React Server Components Vulnerability

A critical severity vulnerability related to React Server Components has been disclosed affecting React versions 19.0, 19.1, and 19.2. This includes Next.js which is used for internal applications at Commerce as well as customers building storefronts using Catalyst and Makeswift. For further details on the vulnerability, refer to Critical Security Vulnerability in React Server Components.
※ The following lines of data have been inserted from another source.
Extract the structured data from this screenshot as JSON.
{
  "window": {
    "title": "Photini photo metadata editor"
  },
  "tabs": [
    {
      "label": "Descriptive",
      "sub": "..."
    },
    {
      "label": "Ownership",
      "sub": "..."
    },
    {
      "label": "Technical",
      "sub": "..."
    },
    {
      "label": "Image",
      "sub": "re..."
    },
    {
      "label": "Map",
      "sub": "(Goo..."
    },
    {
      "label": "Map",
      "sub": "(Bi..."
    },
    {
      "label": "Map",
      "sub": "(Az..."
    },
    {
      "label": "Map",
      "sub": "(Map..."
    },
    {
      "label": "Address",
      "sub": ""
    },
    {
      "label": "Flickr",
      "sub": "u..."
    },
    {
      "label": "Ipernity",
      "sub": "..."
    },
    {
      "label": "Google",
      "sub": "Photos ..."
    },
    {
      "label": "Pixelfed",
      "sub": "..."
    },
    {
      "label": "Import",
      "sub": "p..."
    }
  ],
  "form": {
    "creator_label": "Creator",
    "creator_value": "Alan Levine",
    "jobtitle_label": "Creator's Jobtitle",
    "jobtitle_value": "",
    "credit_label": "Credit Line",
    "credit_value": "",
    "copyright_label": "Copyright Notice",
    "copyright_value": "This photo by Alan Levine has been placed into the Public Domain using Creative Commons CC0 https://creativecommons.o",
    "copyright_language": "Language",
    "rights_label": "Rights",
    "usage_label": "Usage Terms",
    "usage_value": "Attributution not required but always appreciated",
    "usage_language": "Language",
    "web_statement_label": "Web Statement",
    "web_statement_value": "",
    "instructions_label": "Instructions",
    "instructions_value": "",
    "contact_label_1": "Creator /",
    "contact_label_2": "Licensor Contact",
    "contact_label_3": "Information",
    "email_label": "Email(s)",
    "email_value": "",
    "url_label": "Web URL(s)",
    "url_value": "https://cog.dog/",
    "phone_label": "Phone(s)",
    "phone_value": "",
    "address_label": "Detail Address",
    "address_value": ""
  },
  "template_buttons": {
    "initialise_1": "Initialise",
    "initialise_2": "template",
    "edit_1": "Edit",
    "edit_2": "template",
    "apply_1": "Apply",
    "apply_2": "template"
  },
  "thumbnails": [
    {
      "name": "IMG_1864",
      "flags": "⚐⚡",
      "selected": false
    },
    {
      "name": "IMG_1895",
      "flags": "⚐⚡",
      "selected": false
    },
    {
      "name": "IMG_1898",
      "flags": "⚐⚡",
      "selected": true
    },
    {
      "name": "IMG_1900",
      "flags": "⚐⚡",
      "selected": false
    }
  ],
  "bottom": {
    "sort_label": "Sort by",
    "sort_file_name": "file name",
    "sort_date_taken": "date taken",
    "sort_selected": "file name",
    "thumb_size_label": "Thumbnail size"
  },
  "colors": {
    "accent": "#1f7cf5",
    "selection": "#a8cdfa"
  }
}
To avoid exposure, Next.js and React need to be updated to their latest patched versions.

If you’re hosting your application on Vercel or are using Cloudflare’s WAF, those providers have platform level protections that help mitigate this vulnerability. However, upgrading to the latest versions of Next.js and React is strongly recommended. For further details refer to the Vercel and Cloudflare blog posts.

Here’s what else you need to know specific to Commerce.

Actions we are taking

All affected Next.js applications at Commerce have been upgraded to a patched version of Next.js, addressing the vulnerability. We’ve also released Catalyst v1.3.5 which ships with a patched version of Next.js.

Actions you need to take

If you are running a Catalyst-based headless storefront, you will need to update it to a version that includes the patched releases of Next.js and React. The following Catalyst versions incorporate these fixes.

@bigcommerce/catalyst-core@1.3.5

@bigcommerce/catalyst-makeswift@1.3.6

For migration details, refer to the Catalyst 1.3.5 Release Notes.

If you’re using a version of @bigcommerce/catalyst-b2b-buyer-portal, follow the manual steps outlined in the release notes.

Makeswift

Makeswift customers that are not using Catalyst should follow the Makeswift blog post for specific mitigation steps.